The problem is that just one false positive can ruin your whole day, if not your life.

Sure it can, but that's irrelevant to the point I was making. The problem with them keeping logs at this point in a single one - copyright trolls. Barring a few of the more paranoid, few people had any problem with them keeping logs of whatever length before this popped on to the radar. So if the courts can manage to squelch the current business model of the copyright troll (ie, make it either impractical or unfeasible to operate the way they are trying to), then we go back to the situation where very few people would care about the length of log retention, simply because it'd have no impact on most people's lives.

Or, to put it differently, the problem isn't the logs, it's the trolls. Get them dealt with, and the logs don't matter.

MaynardKrebs
Heave Steve, for the good of the country
Premium
join:2009-06-17
kudos:4

Agreed, to a point.

My 'response' to you was more directed at Marc - I was just using your post as a starting point.

Logs do have to be kept for legit business purposes - but just make sure that the length of time they are kept is the bare minimum.
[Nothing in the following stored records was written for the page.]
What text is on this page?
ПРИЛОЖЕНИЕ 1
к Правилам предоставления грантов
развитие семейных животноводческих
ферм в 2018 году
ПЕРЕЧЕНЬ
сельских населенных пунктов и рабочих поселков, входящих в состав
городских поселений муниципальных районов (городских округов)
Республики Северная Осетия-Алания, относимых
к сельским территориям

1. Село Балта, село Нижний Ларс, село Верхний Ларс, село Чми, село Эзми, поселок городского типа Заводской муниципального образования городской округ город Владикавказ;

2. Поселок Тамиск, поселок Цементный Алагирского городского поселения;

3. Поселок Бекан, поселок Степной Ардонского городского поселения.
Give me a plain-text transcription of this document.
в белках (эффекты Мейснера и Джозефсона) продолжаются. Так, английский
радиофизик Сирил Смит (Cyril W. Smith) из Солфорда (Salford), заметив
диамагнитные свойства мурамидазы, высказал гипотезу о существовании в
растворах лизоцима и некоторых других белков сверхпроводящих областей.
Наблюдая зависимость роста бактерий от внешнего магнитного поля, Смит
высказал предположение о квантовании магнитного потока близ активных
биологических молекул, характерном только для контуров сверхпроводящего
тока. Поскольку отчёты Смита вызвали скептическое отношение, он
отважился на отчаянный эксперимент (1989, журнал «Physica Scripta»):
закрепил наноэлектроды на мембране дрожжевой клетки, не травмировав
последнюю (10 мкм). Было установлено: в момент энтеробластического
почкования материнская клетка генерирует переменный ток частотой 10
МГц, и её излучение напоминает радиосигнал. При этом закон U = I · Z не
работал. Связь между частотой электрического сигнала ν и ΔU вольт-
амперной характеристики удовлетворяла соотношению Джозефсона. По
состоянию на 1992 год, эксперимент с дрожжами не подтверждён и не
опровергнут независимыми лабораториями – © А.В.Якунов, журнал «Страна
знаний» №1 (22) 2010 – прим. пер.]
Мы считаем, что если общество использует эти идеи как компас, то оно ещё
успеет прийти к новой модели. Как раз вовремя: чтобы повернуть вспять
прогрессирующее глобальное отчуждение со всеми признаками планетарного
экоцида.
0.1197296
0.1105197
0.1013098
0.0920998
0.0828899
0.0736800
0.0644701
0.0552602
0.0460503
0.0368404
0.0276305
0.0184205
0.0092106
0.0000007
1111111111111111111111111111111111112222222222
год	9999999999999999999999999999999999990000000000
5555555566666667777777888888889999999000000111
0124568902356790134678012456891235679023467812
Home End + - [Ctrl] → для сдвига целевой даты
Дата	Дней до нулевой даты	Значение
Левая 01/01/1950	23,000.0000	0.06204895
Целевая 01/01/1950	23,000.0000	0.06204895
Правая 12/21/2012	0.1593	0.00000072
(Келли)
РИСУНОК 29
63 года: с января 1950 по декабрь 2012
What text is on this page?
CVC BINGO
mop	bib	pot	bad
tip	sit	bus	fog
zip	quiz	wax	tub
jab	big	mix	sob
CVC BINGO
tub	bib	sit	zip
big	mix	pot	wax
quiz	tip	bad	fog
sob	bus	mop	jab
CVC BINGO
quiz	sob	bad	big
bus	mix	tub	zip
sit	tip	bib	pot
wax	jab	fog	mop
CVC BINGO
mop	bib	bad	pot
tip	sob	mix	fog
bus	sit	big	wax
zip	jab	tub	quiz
That way the probability of unintended collateral damage is kept to a minimum.


UK_Dave

join:2011-01-27
Powassan, ON
kudos:2
Reviews:
·TekSavvy DSL
·Bell Sympatico

Hey MK.

I think there's a lot of discussion to be had here. We have a few camps forming:

TYPE A: "I don't believe ISP's should keep logs, because my privacy is paramount. Full stop."

TYPE B: "I believe ISP's should keep logs to help law enforcement in life or death situations. I don't want those logs used for cases like intellectual property."

TYPE C: "All ISP's should keep logs, because unless you do something wrong you have nothing to fear."

Up until recently, the TYPE B folks have been happy in the knowledge that their data was safe, unless warranted by a court for life or death cases - and they don't mind that because they aren't committing those offences.

We're all familiar with the term Moral Hazard I would guess. To me, the moral hazard here is that if a judge opens up the logs and allows civil claims on the basis of logs, we might see polarisation of the TYPE B people into becoming either:

TYPE A: "In that case, screw logs, this is more important."
or
TYPE C: "We suck it up, because we must protect children, help the legal system with serious crime".

We then might see an ISP decide that "No logs!" is a competitive advantage, to cater to the larger TYPE A population.

We will then get many cases where this ISP is "blamed" for various cases where logs "would have helped us catch this guy earlier".

We then see the law respond with mandatory data retention.

Cheers
Dave


MaynardKrebs
Heave Steve, for the good of the country
Premium
join:2009-06-17
kudos:4

Why stop at logs?
Make DPI mandatory 100% of the time and make the ISP keep it forever.

Oh wait, that's what organizations like the NSA and CSIS are for.